Obviously better charge rate would be better, and would be a bigger improvement than more range, but I've found that long road trips (10+ hours total driving time) with my 2023 Hyundai Kona, peak charge rate of ~70kW, is tolerable. I'd like my next EV (whenever I get it), to have a higher charge rate, but if I'm being honest, I'd care more other features such as V2H capability and physical media/HVAC controls. Now, fundamentally there is no reason that I should have to choose between these options. They are orthoganal, but if I was choosing between different vehicles, I'd give up charge speed to get those other features.

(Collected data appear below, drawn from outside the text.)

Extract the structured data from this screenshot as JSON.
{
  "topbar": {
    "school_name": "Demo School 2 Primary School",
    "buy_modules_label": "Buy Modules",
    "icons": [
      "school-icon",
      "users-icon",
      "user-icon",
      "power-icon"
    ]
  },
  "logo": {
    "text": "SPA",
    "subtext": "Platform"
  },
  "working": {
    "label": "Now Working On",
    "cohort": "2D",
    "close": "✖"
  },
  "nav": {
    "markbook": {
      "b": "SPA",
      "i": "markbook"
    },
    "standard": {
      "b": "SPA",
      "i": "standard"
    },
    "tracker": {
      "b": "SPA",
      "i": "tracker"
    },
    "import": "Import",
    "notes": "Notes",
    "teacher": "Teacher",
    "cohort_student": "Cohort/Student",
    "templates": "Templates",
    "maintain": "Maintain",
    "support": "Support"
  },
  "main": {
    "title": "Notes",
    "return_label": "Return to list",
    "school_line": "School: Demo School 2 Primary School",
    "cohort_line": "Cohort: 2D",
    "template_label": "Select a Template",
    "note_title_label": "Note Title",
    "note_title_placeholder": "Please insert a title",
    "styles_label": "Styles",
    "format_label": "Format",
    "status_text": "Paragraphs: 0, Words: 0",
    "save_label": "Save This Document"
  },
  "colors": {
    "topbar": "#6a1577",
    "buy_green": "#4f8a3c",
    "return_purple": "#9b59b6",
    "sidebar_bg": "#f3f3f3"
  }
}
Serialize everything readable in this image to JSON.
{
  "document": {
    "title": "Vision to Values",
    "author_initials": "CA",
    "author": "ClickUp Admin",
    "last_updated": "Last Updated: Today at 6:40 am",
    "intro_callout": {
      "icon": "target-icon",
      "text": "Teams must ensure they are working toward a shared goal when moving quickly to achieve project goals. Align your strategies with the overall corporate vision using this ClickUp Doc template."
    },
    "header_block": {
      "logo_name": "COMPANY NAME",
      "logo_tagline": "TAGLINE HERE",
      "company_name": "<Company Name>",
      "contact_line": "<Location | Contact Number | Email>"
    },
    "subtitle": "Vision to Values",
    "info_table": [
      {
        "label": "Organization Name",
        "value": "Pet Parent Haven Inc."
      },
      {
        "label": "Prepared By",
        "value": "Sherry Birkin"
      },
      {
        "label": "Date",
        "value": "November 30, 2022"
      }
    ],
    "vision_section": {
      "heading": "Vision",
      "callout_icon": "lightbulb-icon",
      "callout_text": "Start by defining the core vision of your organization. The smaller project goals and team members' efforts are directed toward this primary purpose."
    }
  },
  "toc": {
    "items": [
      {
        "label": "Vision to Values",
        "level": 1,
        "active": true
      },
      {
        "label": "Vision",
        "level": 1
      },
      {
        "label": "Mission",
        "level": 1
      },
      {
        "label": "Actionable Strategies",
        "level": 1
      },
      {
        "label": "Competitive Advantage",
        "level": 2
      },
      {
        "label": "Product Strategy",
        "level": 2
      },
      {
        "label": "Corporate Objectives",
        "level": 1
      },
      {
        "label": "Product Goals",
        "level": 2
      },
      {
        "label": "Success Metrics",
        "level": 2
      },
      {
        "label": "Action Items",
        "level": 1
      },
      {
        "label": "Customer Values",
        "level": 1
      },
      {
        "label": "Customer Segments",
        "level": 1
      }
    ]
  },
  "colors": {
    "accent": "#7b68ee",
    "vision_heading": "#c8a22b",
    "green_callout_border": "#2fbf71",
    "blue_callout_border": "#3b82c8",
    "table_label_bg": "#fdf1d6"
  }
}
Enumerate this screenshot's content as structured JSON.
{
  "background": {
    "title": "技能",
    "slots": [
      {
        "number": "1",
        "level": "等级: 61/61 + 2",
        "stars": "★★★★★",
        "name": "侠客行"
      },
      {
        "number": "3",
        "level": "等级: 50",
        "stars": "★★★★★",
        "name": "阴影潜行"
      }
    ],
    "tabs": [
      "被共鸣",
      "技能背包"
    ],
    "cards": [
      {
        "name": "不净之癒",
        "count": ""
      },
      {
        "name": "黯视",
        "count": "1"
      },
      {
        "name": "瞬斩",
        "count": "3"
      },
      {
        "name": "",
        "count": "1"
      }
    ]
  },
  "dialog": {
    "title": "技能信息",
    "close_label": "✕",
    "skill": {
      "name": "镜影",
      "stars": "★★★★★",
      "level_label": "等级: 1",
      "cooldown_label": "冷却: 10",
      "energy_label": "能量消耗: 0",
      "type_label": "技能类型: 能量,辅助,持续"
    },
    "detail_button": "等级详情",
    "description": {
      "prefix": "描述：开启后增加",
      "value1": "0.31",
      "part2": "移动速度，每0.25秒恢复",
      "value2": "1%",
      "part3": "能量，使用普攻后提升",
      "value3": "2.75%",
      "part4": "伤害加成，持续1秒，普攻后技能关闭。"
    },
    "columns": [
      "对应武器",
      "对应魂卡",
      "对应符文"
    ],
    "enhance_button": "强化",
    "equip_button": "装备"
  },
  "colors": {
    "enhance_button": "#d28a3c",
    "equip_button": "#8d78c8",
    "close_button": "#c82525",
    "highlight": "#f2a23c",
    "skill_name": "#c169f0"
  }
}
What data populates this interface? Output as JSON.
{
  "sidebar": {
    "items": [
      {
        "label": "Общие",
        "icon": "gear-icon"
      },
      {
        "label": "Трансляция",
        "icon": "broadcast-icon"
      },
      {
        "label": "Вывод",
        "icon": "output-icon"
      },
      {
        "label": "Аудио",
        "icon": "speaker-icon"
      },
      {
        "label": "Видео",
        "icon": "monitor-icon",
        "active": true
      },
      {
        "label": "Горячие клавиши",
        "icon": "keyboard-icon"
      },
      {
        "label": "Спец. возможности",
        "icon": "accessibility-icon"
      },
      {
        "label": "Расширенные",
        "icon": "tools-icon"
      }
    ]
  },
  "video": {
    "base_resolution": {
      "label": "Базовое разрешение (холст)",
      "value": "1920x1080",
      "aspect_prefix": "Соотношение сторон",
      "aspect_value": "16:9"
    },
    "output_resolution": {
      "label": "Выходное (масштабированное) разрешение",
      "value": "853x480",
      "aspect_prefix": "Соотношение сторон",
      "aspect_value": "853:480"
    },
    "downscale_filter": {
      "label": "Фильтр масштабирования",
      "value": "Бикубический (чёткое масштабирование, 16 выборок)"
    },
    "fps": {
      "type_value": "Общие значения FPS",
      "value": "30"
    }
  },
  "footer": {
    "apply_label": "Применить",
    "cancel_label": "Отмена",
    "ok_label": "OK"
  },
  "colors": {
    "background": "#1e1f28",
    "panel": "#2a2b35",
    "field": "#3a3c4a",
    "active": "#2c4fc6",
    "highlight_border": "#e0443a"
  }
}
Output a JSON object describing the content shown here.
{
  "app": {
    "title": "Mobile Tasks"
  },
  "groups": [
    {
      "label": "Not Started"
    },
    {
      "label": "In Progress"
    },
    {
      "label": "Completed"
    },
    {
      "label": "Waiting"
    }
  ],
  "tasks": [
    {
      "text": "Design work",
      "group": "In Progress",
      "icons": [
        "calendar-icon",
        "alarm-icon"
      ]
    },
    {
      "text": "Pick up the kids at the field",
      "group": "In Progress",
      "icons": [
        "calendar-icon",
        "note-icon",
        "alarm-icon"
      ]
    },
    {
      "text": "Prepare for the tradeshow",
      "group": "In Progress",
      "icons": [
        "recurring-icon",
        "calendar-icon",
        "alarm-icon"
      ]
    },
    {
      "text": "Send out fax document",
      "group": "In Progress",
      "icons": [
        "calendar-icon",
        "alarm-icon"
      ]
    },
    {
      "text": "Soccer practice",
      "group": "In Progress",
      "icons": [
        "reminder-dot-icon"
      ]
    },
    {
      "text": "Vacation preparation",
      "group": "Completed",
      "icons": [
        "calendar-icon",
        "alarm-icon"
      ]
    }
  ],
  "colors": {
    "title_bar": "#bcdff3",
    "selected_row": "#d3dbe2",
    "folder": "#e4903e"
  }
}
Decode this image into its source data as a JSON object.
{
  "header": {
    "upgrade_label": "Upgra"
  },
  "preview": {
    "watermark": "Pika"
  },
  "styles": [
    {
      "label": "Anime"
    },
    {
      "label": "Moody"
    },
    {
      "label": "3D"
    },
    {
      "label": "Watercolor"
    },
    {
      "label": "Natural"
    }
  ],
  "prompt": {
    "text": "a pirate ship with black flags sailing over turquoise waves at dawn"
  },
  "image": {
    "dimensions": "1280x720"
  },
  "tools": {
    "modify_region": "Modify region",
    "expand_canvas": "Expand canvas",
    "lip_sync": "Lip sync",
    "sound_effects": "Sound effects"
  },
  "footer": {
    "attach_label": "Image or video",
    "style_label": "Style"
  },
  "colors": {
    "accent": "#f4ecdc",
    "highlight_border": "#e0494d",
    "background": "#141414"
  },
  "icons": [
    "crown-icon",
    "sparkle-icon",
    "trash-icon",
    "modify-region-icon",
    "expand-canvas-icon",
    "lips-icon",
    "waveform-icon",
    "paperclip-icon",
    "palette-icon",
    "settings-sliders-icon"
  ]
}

Agreed, but just a nit: cars that charge at 150kW peak tend to 10-80 in about 30 minutes, not an hour.
Source: my ID.4
Lucid and Porsche also have comparable internal voltages, but of course they are much more expensive than Hyundai and Kia.
In addition to the privacy and security issues, they also have a substandard infotainment still running Android 4.
Android 4? I had a 2017 Kia Ceed where I hacked the head unit, and I'm sure that was at least Android 6?
Older cars may have newer Android versions. People say that the Ioniq 5 is still running Android 4.4, but I havn't verified myself.
Cars are essential to living in America except for a few cities. Car manufacturers can basically do whatever they want.
There was a recent YouTube video with a car thief that basically showcased a "special" tablet that could get any car started in a minute by plugging into the OBD port. Pretty shitty security model if it relies on no tablets getting out.
If someone's already inside the car, I expect them to be able to hotwire it eventually.
The trouble is when manufacturers extend the CAN bus out to the smart headlights or something, and it's the same bus that the body control sits on, so they can just send a door-unlock message...
Do you have a link to the video?
https://youtube.com/watch?v=YS2K_quFWuY
Note: the technical details are very lacking so it may not be that interesting to most here. tl;dw: there is a reseller that shouldn't be selling the tablets to "unauthorized" people and some other tidbits about how the thief operates.
"thanks to a simple website bug AND TELEMATICS HARDWARE in the vehicles that had absolutely no relevance to their ability to get from point A to point B"
i cannot connect to kia anymore, would have bot worked in me
How much time would you need to redevelop KIAtool with AI?